To recap, here are three different kinds of names/mottos that may or may not overlap and some things to consider when choosing them:
- Magical community names: consider how easy it is to say, how memorable it is, and if it captures how you want to be thought of in the community. This is a social name. I still go by my government name in the community because it's fairly unique, memorable, and it captures my identity well enough.

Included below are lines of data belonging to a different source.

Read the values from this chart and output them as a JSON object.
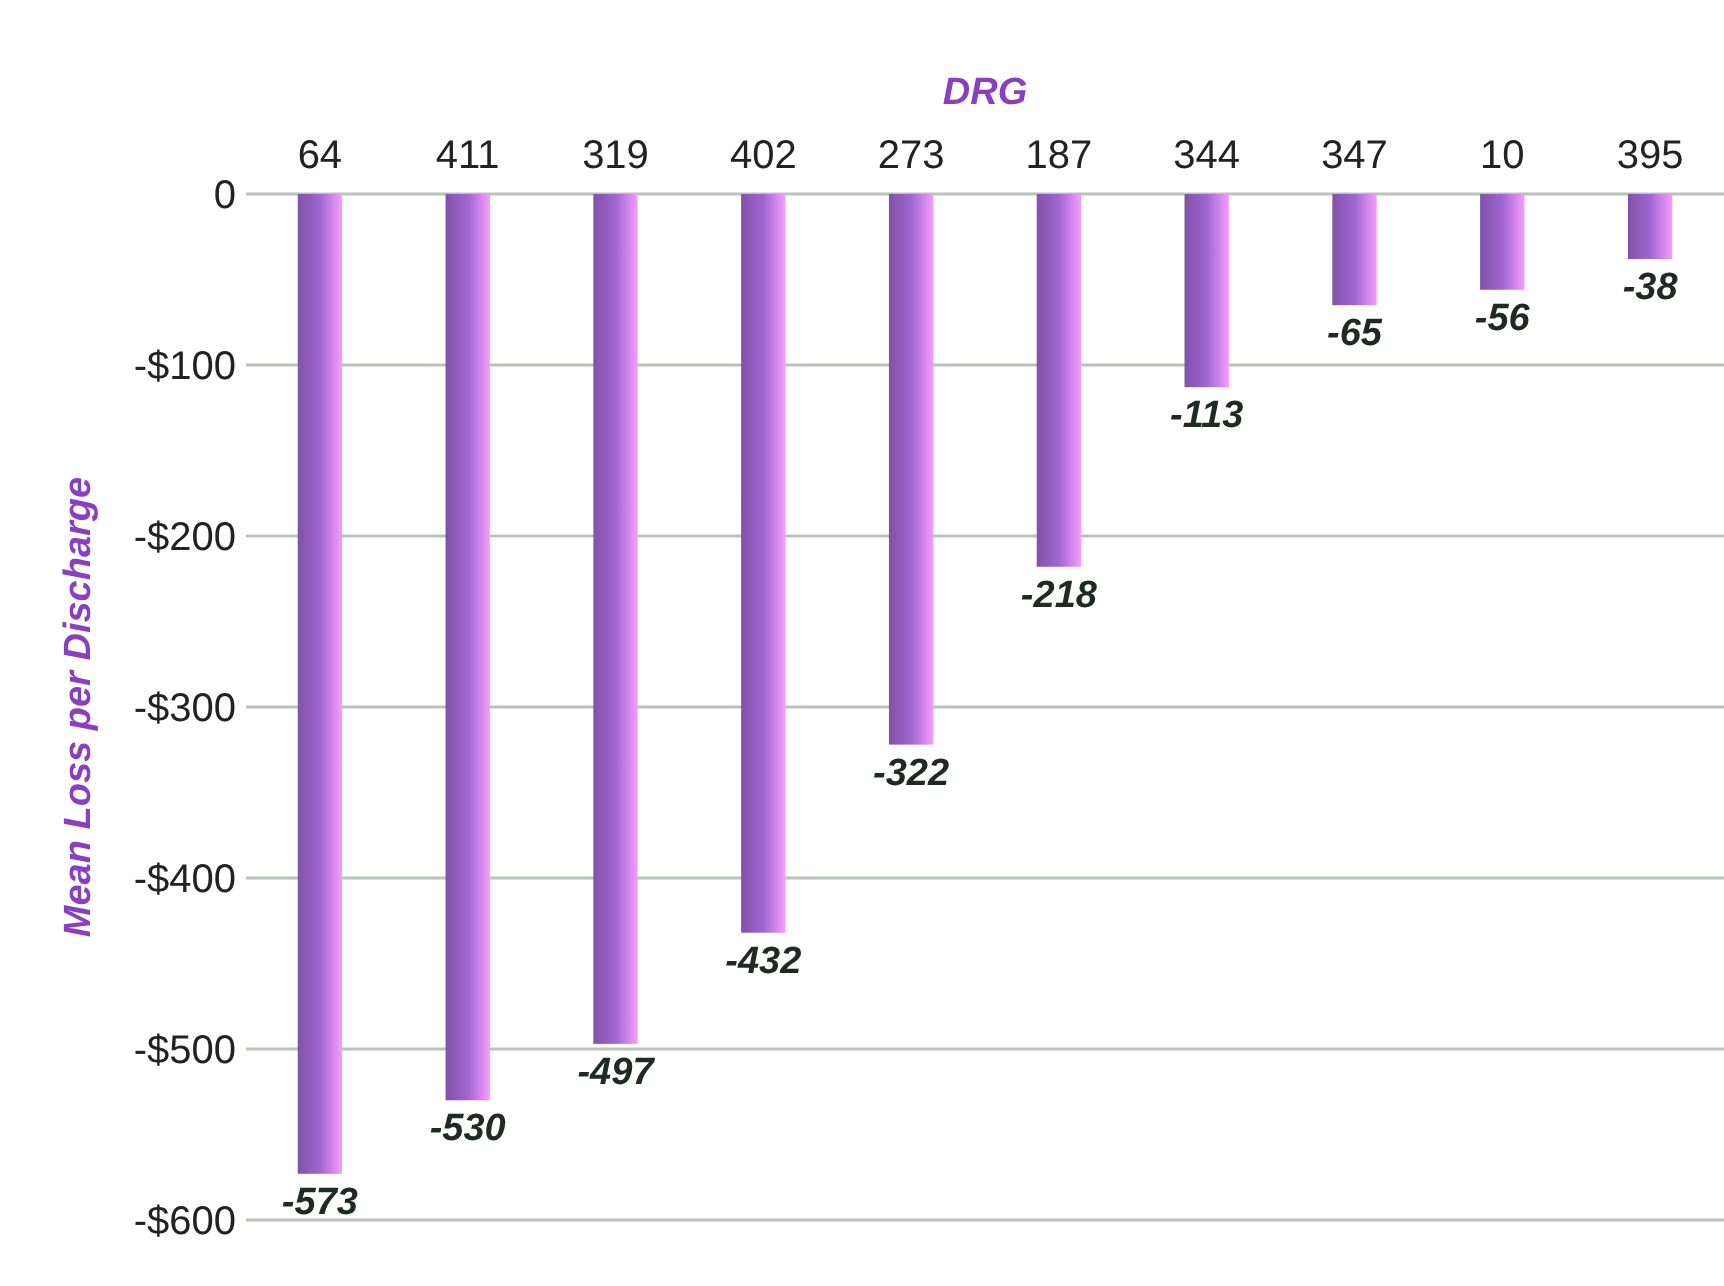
{
  "chart_data": {
    "type": "bar",
    "xlabel": "DRG",
    "ylabel": "Mean Loss per Discharge",
    "categories": [
      "64",
      "411",
      "319",
      "402",
      "273",
      "187",
      "344",
      "347",
      "10",
      "395"
    ],
    "values": [
      -573,
      -530,
      -497,
      -432,
      -322,
      -218,
      -113,
      -65,
      -56,
      -38
    ],
    "color": "#a066d0",
    "ylim": [
      -600,
      0
    ],
    "yticks": [
      0,
      {
        "value": -100,
        "label": "-$100"
      },
      {
        "value": -200,
        "label": "-$200"
      },
      {
        "value": -300,
        "label": "-$300"
      },
      {
        "value": -400,
        "label": "-$400"
      },
      {
        "value": -500,
        "label": "-$500"
      },
      {
        "value": -600,
        "label": "-$600"
      }
    ],
    "grid": "y",
    "data_labels": true
  }
}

- Magical working names: consider how you would want to be known to spiritual entities. Consider what you want your identity to be when you engage in magical operations, and what the spirit and flavor of that identity is like. For me, my normal name is fine; I don't see any reason to change it because I think entities are pretty well in my own head, at least partly, so it's not like they don't know who I am to begin with. Also, separating my identity into mundane and magical seems counterproductive when I'm trying to elevate myself and reach deeper forms of spiritual attainment as a whole person versus just one part of myself. It's like, sure, we wear different hats when we do magic and when we do taxes, but the hats all fit on the same head.
- Magical mottos: to me, these are less names to go by in a context and more full statements/expressions of what you are about. You can abbreviate or create an initialism out of it to use as a magical working name or community name if you're so inclined or even use the full thing if it's concise enough. The big thing to consider is what are you working towards? What are your ideals? What do you want your life to be, magically speaking, in the grand scheme of things?
So yeah, what I settled on was my magical motto. I've played with other languages, gematria/isopsephy, symbolism, metaphor, adages, and so much trying to settle on one. Ultimately, what I really needed to do, though, was be honest with myself about my understanding of existence and how I want to fit into it.
To quote Bill Wurtz in the video history of the entire world i guess: "a long time ago, actually never, and also now, nothing is nowhere. when? never. makes sense right? like i said, it didn't happen. nothing was never anywhere. that's why it's been everywhere. it's been so everywhere you don't need a where. you don't even need a when. that's how every it gets."
So yeah, there was an ineffable, incomprehensible nothing—and then, somehow someway, there became the notion of there being something or not-nothing. Because it was possible to be something other than nothing, that possibility became (in the land of no-space no-time no-anything) something. Asking "why" to this, seeking some kind of purpose or function misses the point; it is because it can. Existence is an expression of possibility, chance, and all that could and can be across multiple dimensions.
In a way, existence is part of a conversation with the void of what could be if there weren't the void. We are the otherwise. We are living words, sentences, paragraphs, whole narratives that tell the void what could be if given a chance. If we are parts of a conversation with the void, some parts of the dialogue are quiet, others are loud.
I have struggled with nihilism a lot in the past, often because of existential despair and depression. Through wrestling with nihilism for the better part of my life and arriving at this understanding, I have come to understand my ideal: I want to scream into the void, and to echo for always.
In the end, my scream is as meaningless as a whisper; we only exist to each other, not the void. Nonetheless, I shout and yell. I do it for me. I do it because I recognize and see the beauty and horror in what we are, in what existence is. The entirety of it all is beyond my comprehension—even what I am bellowing against, as simple as it is, remains something no one can truly conceive. Still, I cry out because it matters more than anything to me—even if the void doesn't listen, I can hope in the face of futility and impossibility that one of existence's possibilities is it somehow does.
There is no reason for my voice; what I want to listen is always and never a thing that could listen.
And that's why I must scream until: I am echoing.